Inflasi bulanan Indonesia pada November 2025 menunjukkan tren perlambatan setelah beberapa bulan sebelumnya mengalami kenaikan. Angka ini menjadi indikator penting respons kebijakan dan kondisi perekonomian menjelang akhir tahun.
Menurut data Badan Pusat Statistik (BPS), inflasi bulanan (month-to-month/mtm) tercatat sebesar 0,17 persen. Indeks Harga Konsumen (IHK) naik dari 109,04 pada Oktober 2025 menjadi 109,22 di November 2025. Secara tahunan (year-on-year/yoy), inflasi berada di angka 2,72 persen, sedikit menurun dari 2,86 persen pada bulan sebelumnya. Inflasi dari awal tahun hingga November (year-to-date/ytd) mencapai 2,27 persen.
Bank Indonesia (BI) mengonfirmasi bahwa inflasi November tetap terjaga dalam rentang sasaran 2,5 plus minus 1 persen.
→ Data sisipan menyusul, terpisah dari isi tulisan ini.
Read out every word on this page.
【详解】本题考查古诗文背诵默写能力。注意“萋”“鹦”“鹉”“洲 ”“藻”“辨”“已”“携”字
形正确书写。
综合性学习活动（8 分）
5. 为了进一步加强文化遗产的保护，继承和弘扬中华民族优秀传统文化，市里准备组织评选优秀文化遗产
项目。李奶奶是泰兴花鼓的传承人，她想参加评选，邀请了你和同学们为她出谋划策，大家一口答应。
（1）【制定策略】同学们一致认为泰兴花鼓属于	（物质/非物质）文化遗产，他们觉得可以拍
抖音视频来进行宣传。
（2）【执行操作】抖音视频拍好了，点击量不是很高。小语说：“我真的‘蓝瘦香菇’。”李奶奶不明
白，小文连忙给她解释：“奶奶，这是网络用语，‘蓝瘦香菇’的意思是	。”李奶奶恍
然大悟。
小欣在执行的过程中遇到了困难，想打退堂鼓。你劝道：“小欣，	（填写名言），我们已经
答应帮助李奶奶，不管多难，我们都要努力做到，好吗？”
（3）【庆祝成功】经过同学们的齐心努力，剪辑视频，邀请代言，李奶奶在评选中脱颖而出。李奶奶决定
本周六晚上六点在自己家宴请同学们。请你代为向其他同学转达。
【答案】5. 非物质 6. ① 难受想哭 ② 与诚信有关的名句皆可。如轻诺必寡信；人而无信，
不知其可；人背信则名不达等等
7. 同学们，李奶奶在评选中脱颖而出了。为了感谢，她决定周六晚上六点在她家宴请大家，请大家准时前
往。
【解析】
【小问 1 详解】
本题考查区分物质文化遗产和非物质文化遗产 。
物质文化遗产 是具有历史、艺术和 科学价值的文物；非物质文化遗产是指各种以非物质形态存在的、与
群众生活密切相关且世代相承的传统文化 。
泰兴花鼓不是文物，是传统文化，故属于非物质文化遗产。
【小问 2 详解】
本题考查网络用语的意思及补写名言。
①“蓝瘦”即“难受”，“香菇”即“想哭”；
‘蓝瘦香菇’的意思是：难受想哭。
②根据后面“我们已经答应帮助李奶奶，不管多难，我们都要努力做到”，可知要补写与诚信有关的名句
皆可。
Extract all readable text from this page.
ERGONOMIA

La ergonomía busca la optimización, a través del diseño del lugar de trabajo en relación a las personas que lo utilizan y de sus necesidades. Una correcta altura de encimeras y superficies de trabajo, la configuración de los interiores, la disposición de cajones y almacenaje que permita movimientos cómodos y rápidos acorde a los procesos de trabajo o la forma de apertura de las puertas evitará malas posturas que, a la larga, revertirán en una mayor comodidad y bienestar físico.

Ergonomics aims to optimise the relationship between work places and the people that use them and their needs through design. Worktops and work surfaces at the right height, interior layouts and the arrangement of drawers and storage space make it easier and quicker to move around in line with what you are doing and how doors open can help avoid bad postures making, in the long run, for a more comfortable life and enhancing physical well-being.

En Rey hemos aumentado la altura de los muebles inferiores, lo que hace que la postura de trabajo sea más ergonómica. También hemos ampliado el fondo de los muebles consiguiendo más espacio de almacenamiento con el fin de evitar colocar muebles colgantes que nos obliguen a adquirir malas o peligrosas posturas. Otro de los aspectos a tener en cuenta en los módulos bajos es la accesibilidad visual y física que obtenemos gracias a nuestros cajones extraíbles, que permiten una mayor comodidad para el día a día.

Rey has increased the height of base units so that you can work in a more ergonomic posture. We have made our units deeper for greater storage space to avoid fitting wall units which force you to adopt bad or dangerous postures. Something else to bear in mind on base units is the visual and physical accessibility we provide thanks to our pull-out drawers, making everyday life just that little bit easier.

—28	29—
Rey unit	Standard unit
Periode ini menandai melemahnya laju inflasi setelah beberapa bulan terakhir menunjukkan angka yang relatif lebih tinggi.
Penyumbang Utama Inflasi November
Deputi Bidang Statistik Distribusi dan Jasa BPS, Pudji Ismartini, menjelaskan bahwa kelompok perawatan pribadi dan jasa lainnya menjadi penyumbang inflasi bulanan terbesar, meskipun kontribusinya relatif kecil, yaitu 0,09 persen dari total inflasi bulanan 0,17 persen.
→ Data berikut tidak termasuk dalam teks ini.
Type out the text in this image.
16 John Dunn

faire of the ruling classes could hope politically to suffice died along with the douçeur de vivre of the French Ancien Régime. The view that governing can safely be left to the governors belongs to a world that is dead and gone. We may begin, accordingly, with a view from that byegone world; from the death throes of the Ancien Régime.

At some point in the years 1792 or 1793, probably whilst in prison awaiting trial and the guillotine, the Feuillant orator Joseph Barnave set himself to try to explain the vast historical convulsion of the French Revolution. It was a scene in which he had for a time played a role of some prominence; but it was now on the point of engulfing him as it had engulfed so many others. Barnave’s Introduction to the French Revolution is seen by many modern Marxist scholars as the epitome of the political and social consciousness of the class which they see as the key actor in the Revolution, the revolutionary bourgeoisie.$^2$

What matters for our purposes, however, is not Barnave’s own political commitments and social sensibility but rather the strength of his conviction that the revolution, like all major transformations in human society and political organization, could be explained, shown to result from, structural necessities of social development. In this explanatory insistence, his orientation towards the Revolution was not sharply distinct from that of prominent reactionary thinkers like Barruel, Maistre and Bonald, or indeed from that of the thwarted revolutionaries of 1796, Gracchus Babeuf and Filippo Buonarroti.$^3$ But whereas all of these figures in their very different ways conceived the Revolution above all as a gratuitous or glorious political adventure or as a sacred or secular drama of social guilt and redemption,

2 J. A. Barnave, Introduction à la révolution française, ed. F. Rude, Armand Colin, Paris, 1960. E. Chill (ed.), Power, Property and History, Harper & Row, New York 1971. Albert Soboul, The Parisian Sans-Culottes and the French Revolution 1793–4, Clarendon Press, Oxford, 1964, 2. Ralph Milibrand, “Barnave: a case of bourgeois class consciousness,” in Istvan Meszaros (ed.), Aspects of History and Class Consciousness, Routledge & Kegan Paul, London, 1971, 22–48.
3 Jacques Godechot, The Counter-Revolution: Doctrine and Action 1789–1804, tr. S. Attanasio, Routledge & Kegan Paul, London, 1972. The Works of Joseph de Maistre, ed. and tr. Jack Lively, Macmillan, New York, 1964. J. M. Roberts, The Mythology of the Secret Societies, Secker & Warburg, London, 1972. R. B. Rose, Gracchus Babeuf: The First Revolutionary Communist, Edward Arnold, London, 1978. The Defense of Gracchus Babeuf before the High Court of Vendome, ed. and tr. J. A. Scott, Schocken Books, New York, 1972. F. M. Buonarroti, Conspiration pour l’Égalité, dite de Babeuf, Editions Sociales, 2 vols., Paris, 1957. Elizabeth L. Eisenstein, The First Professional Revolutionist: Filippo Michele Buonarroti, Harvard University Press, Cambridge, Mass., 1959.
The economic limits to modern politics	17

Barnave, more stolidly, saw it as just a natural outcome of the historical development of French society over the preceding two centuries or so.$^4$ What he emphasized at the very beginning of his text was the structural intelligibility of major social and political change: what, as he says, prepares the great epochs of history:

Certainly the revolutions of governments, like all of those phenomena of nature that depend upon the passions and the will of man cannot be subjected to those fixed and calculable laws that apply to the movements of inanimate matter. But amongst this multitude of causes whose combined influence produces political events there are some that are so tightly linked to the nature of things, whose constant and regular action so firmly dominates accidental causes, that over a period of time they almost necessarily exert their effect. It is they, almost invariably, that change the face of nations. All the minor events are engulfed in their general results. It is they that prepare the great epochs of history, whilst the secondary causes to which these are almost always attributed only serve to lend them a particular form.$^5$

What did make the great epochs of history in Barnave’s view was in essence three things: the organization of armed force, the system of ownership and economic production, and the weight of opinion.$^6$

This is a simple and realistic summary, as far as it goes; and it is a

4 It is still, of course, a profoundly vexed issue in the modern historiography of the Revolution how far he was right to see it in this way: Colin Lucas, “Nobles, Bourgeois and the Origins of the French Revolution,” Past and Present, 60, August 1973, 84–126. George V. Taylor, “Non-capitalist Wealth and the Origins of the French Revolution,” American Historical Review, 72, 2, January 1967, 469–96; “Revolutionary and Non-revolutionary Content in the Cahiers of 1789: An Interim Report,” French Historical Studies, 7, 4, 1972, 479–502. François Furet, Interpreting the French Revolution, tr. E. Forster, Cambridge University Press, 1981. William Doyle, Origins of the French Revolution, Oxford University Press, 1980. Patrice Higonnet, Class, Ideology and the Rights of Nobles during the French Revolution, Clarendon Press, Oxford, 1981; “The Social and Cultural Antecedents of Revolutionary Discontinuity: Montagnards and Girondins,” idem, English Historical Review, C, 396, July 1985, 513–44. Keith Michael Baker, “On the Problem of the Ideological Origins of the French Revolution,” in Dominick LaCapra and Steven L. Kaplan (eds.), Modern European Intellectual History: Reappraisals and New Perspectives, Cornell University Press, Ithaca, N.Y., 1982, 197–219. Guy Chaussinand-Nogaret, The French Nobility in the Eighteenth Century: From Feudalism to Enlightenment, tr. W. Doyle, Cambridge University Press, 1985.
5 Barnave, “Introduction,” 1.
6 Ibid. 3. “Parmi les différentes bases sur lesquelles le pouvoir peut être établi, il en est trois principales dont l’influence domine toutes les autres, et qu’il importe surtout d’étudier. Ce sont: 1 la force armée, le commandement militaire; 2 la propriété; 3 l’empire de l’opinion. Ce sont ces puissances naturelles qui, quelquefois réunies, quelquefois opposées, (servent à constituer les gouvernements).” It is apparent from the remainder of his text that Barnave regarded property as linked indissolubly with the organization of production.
Komoditas yang paling signifikan mendorong inflasi adalah emas perhiasan dengan andil 0,08 persen. Diikuti oleh tarif angkutan udara (0,04 persen), bawang merah (0,03 persen), serta ikan segar dan wortel masing-masing 0,02 persen.
“Emas perhiasan menjadi komoditas penyumbang terbesar kenaikan inflasi, dan telah mencatat inflasi selama 27 bulan berturut-turut,” ujar Pudji dalam konferensi pers BPS.
Di sisi lain, BPS juga mencatat adanya deflasi pada beberapa komoditas. Daging ayam ras memberikan andil deflasi sebesar 0,03 persen, diikuti beras dan cabai merah masing-masing 0,02 persen, serta telur ayam ras dan kentang masing-masing 0,01 persen.
Komponen Inflasi dan Tren Tahunan
Inflasi inti (core inflation) pada November 2025 tercatat 0,17 persen (mtm), berkontribusi 0,11 persen terhadap inflasi bulanan. Sementara itu, inflasi harga yang diatur pemerintah (administered prices) naik 0,24 persen (mtm) dengan andil 0,05 persen, terutama didorong oleh tarif angkutan udara.
Kelompok volatile food (makanan dan kebutuhan pokok yang rentan fluktuasi harga) mengalami inflasi tipis sebesar 0,02 persen (mtm) dengan andil 0,01 persen. Namun, secara tahunan, inflasi volatile food tercatat 5,48 persen, menurun dibandingkan 6,59 persen pada Oktober 2025.
Bank Indonesia meyakini inflasi akan tetap berada dalam kisaran sasaran 2,5 plus minus 1 persen hingga akhir 2025 dan sepanjang 2026. Hal ini didukung oleh konsistensi kebijakan moneter serta sinergi dengan pemerintah melalui Tim Pengendalian Inflasi (TPIP dan TPID) dan penguatan Program Ketahanan Pangan Nasional.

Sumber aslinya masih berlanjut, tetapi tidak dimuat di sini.